That's just it. There's nothing to measure. Oh they get more skillful, so they parry some "hits" and take hit point damage rather than being run through, but they can't possibly measure that skill as hit points. They'd simply measure it as skill. And then the next day when they screw it up badly(skill fails), because everyone makes mistakes, the PC gets luck and the sword takes off a lock of hair doing 15 hit points of "damage."

There's no way that they can realize that hit points are there and measure them with any sort of accuracy.
But could characters make a reasonably accurate assessment of how much harder to kill they had become? Certainly not without some discomfort...
Not with any sort of idea of hit points they can't. Especially when instead of dying to those goblins in 18 seconds, they last 24 or maybe 30 seconds.

They can know that they are getting more powerful, but that's not going to translate into hit points or any sort of measurement of them. The abstract nature of hit points ensures this.
 

greg kaye

Explorer
That's just it. There's nothing to measure. Oh they get more skillful, so they parry some "hits" and take hit point damage rather than being run through, but they can't possibly measure that skill as hit points. They'd simply measure it as skill. And then the next day when they screw it up badly(skill fails), because everyone makes mistakes, the PC gets luck and the sword takes off a lock of hair doing 15 hit points of "damage."

There's no way that they can realize that hit points are there and measure them with any sort of accuracy.
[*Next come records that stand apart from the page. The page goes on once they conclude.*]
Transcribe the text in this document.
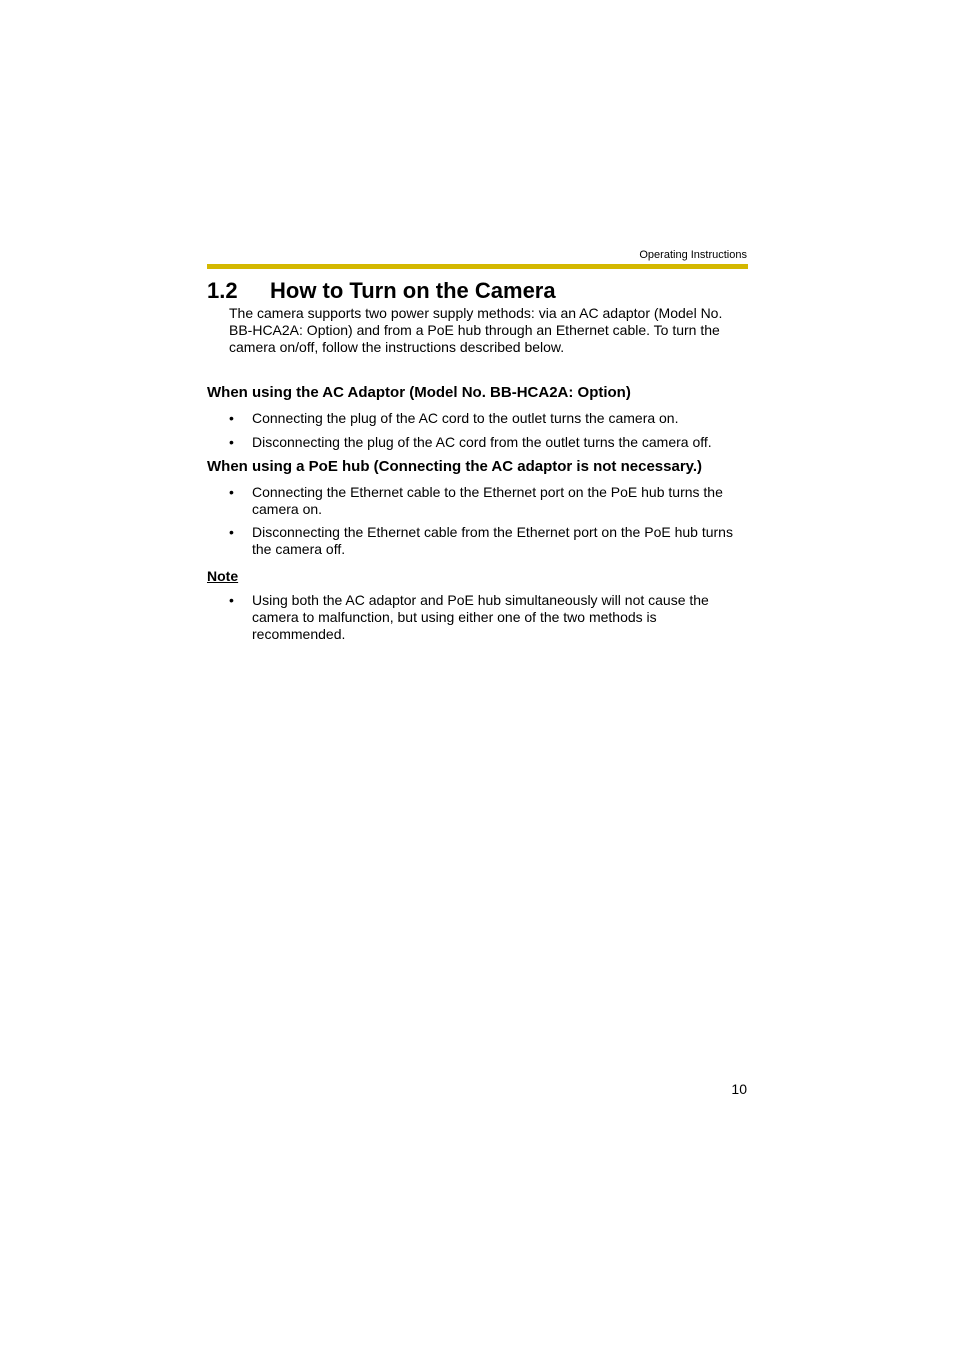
Operating Instructions
1.2 How to Turn on the Camera
The camera supports two power supply methods: via an AC adaptor (Model No. BB-HCA2A: Option) and from a PoE hub through an Ethernet cable. To turn the camera on/off, follow the instructions described below.
When using the AC Adaptor (Model No. BB-HCA2A: Option)
• Connecting the plug of the AC cord to the outlet turns the camera on.
• Disconnecting the plug of the AC cord from the outlet turns the camera off.
When using a PoE hub (Connecting the AC adaptor is not necessary.)
• Connecting the Ethernet cable to the Ethernet port on the PoE hub turns the camera on.
• Disconnecting the Ethernet cable from the Ethernet port on the PoE hub turns the camera off.
Note
• Using both the AC adaptor and PoE hub simultaneously will not cause the camera to malfunction, but using either one of the two methods is recommended.
10
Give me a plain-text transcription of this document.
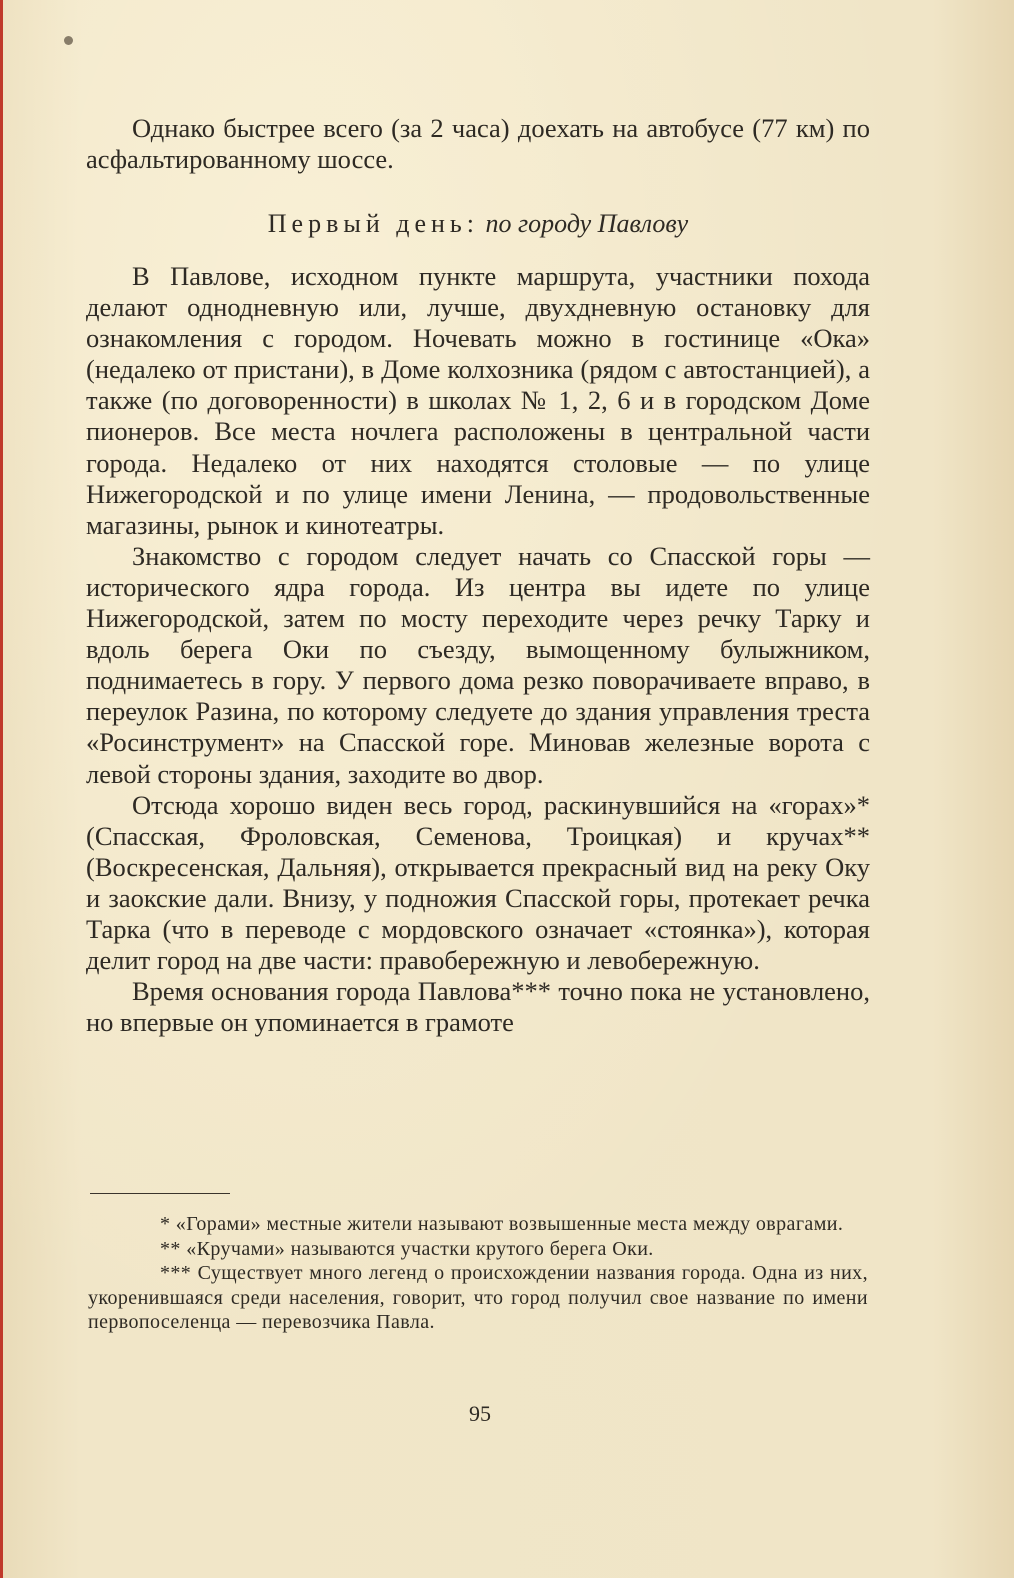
Однако быстрее всего (за 2 часа) доехать на автобусе (77 км) по асфальтированному шоссе.

Первый день: по городу Павлову

В Павлове, исходном пункте маршрута, участники похода делают однодневную или, лучше, двухдневную остановку для ознакомления с городом. Ночевать можно в гостинице «Ока» (недалеко от пристани), в Доме колхозника (рядом с автостанцией), а также (по договоренности) в школах № 1, 2, 6 и в городском Доме пионеров. Все места ночлега расположены в центральной части города. Недалеко от них находятся столовые — по улице Нижегородской и по улице имени Ленина, — продовольственные магазины, рынок и кинотеатры.

Знакомство с городом следует начать со Спасской горы — исторического ядра города. Из центра вы идете по улице Нижегородской, затем по мосту переходите через речку Тарку и вдоль берега Оки по съезду, вымощенному булыжником, поднимаетесь в гору. У первого дома резко поворачиваете вправо, в переулок Разина, по которому следуете до здания управления треста «Росинструмент» на Спасской горе. Миновав железные ворота с левой стороны здания, заходите во двор.

Отсюда хорошо виден весь город, раскинувшийся на «горах»* (Спасская, Фроловская, Семенова, Троицкая) и кручах** (Воскресенская, Дальняя), открывается прекрасный вид на реку Оку и заокские дали. Внизу, у подножия Спасской горы, протекает речка Тарка (что в переводе с мордовского означает «стоянка»), которая делит город на две части: правобережную и левобережную.

Время основания города Павлова*** точно пока не установлено, но впервые он упоминается в грамоте

* «Горами» местные жители называют возвышенные места между оврагами.

** «Кручами» называются участки крутого берега Оки.

*** Существует много легенд о происхождении названия города. Одна из них, укоренившаяся среди населения, говорит, что город получил свое название по имени первопоселенца — перевозчика Павла.

95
Not with any sort of idea of hit points they can't. Especially when instead of dying to those goblins in 18 seconds, they last 24 or maybe 30 seconds.

They can know that they are getting more powerful, but that's not going to translate into hit points or any sort of measurement of them. The abstract nature of hit points ensures this.
If there was one thing that might be measured it would be fighting/survivability potentials. These are things that someone such as a boxing coach could give special attention to. A character with 11 HP is, one way or another, measurably harder to down than one with 10.
 

Lanefan

Victoria Rules
They can't know hit points, though. From 1e on they have been abstract and represent luck, skill, divine intervention, physicality and more, and not even in the same proportions from day to day. There's nothing for them to be able to figure out. Hit points are purely for players.
They can't know hit points by that name, but they'd be able to tell soon enough who was tougher and more resilient than who - particularly among the warrior types for whom toughness is part of their trade - when it came to stamina in combat and-or taking a physical beating.

Put another way, they wouldn't know that Reginald has 57 hit points and Aloysius 45 but they would know that it takes a little more to put ol' Reggie down for the count than it does to knock Al out.
 

Lanefan

Victoria Rules
A lot of DMs had invisible or illusion covered traps that the pole would reveal. As it would a corridor with a section of stone that was like quicksand. And so on. Traps got really inventive in 1e.
A pole would also reveal an invisible or disguised creature e.g. a Gelatinous Cube or Trapper.
 

greg kaye

Explorer
I've honestly never understood the 10 foot pole. A regular staff could be used to tap ahead but most traps other than the occasional trip wire won't be triggered by a stick anyway.
But back in white box days, you couldn't buy a staff but just a 10' pole.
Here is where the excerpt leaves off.